If you are going to let your dog play with stuffed animals, make sure that they do not have hard, plastic parts like eyes and noses that your dog can rip off and possibly choke on.
I personally used to give my dogs dollar store and thrift shop toys to save money, but since I found out that so many children’s toys are potentially toxic, I’ve stopped doing that, and I advise against it.
Making Your Own Chihuahua Toys
This is an avenue I have not yet explored, but it would be easy to do, even without a sewing machine.

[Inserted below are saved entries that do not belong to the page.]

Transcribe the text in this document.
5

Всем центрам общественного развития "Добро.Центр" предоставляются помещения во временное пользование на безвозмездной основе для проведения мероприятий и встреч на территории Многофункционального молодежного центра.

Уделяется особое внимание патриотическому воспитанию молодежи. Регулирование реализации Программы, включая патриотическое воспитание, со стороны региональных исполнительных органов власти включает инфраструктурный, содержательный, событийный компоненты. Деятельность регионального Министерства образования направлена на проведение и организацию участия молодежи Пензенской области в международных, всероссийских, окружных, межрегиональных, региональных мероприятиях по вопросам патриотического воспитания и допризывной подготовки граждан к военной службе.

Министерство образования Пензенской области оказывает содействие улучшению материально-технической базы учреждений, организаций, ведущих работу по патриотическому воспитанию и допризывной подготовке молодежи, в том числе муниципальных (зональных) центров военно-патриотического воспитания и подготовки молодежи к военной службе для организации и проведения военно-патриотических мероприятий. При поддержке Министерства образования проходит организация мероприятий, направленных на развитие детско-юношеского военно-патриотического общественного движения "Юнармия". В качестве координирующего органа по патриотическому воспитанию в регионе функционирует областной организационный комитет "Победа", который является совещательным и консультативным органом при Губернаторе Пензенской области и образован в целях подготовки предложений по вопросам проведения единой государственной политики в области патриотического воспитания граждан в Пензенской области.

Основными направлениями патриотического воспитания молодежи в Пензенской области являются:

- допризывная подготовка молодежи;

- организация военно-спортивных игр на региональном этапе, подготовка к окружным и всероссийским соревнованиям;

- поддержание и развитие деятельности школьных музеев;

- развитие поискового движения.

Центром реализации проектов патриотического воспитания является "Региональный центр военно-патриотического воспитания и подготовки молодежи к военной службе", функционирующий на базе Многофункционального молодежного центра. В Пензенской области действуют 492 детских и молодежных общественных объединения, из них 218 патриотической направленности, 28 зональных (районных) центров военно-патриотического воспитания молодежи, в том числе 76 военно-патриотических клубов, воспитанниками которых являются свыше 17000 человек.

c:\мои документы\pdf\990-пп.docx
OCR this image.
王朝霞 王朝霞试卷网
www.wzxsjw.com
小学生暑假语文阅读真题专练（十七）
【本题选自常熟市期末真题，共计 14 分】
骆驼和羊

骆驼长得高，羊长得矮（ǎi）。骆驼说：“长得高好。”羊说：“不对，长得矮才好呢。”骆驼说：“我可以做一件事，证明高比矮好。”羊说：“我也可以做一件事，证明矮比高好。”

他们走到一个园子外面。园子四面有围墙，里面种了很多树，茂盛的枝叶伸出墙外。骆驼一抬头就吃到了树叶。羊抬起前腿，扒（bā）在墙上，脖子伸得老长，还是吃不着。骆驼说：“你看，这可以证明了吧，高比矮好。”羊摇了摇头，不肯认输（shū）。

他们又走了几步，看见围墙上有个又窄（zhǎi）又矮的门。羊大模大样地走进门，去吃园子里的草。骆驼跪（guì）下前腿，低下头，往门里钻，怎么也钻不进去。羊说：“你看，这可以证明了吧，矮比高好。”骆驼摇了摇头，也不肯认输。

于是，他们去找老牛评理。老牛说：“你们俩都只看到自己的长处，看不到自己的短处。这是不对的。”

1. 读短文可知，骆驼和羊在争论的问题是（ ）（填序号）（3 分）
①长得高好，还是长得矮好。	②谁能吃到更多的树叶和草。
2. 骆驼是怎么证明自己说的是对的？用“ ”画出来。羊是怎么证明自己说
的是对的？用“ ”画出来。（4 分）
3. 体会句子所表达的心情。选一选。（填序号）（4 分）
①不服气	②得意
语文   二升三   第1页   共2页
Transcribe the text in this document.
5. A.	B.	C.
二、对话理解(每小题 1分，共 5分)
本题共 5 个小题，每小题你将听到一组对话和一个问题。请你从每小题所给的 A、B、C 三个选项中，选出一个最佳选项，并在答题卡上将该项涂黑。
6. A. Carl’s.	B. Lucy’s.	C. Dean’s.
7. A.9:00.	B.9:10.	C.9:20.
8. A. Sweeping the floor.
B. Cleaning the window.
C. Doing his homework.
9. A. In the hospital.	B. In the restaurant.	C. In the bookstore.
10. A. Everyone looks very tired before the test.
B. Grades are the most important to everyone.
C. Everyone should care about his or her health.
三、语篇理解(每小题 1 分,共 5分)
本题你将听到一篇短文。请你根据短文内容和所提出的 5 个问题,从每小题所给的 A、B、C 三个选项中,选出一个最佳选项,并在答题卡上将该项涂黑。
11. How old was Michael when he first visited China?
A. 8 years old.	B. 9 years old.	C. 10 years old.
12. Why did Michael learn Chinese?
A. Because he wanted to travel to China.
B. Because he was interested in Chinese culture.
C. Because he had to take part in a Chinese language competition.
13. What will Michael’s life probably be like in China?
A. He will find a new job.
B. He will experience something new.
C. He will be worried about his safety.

Here are some free stuffed animal sewing patterns to get you started.
Some tips to help you make lots of fun toys for your Chi:
- Keep it simple, with no decorations that can be pulled out and swallowed.
- Double sew every seam. Use a zigzag stitch on your sewing machine, backstitch a few times, or even use a serger, if you can access one. If sewing by hand, just go over every seam multiple times with tiny, tight stitches.
- Sew in a squeaker. If your dog likes to rip them out, secure the squeaker in an additional layer of fabric. You can buy bulk squeakers on Amazon.
- You can also add crinkle paper!
- Use hook and loop tape to create pockets that you can fill with treats.
- Use polyfill stuffing, or for a safer alternative, use scraps of fabric that are too large to swallow… or forgo stuffing entirely.
- Try different shapes, long legs, different fabrics, to find your Chi’s perfect toy design.
- Use fabric from old, well-loved t-shirts and other garments for a comforting toy that’s embedded with your scent.